Asynchronous communication can be your friend! Several of my clients have added some email or texting to the work we do during our sessions. This has helped enormously. Communicating in emails can give clients more time to reflect on topics, and it can also save a lot of time when there is a lot of material to share. Texting, even briefly, can significantly reduce feelings of isolation and overwhelm. As a caveat, if you want to set this kind of thing up with your therapist, be sure you both have clear expectations about how frequent contact can be, and what level of response your therapist can give. I tell my clients that I always see their texts, and will always respond, but frequently won’t be able to for several hours.
Chat windows are your friends! When you are using a video platform, don’t forget the utility of the chat window. It can be great to add phrases or content that the client doesn’t want to say aloud. This is another workaround for when the client can’t have enough privacy. They can hear the therapist privately, on their headset, but may not feel comfortable speaking certain things aloud — enter the chat window. It’s also great for sharing links and resources realtime.

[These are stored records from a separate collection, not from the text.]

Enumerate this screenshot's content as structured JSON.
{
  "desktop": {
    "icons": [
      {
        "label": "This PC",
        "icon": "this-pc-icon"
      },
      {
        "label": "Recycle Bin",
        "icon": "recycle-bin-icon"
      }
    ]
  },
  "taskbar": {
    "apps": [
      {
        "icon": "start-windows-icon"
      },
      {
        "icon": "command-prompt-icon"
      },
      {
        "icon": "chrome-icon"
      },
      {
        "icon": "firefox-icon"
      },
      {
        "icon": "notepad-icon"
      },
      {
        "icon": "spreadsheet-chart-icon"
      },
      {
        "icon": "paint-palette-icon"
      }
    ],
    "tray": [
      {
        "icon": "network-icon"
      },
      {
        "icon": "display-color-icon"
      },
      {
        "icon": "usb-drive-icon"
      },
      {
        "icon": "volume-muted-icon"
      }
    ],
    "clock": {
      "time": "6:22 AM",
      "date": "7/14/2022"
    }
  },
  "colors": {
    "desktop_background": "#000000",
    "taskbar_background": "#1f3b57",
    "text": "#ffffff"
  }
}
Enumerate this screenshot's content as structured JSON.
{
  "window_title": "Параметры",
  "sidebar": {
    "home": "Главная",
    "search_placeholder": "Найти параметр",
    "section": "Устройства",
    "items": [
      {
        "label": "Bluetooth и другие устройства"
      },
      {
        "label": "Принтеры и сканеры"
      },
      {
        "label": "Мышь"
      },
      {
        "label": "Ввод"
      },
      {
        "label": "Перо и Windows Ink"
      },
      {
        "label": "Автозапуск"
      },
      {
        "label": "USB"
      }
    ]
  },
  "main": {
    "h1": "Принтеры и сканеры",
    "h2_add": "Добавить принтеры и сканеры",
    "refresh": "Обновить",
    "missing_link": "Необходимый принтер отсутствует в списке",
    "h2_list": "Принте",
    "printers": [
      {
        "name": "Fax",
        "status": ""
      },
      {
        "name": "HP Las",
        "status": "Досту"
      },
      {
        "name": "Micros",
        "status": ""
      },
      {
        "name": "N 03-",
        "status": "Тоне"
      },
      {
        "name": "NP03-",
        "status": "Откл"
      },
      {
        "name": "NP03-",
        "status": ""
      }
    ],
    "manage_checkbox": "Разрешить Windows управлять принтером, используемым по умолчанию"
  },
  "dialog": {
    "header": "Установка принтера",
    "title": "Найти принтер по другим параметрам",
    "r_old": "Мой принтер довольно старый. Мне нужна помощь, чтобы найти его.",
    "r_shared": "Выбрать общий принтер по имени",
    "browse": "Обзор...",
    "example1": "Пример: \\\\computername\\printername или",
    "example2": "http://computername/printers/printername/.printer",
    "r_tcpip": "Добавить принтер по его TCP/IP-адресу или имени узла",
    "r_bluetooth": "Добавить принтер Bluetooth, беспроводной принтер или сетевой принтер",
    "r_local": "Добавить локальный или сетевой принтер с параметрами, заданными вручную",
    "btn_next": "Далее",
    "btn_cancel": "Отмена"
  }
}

Car-to-car therapy is your friend! My own therapist came up with this idea, to allow for an “in-person” feel without exposure risk. Find a parking lot where both the client and the therapist can drive and park their cars nose-to-nose. Then have a phone session, with each person staying inside their own car, but able to see each other the whole time, in real time. This has proved to be another good option, when the distance of telehealth is interfering with the sense of connection necessary for good therapy.
So if you are having struggles with feeling connected to your therapist, please let them know. We are pretty open to trying different things, and would be happy to make whatever changes we can to ensure that you are getting the support you need.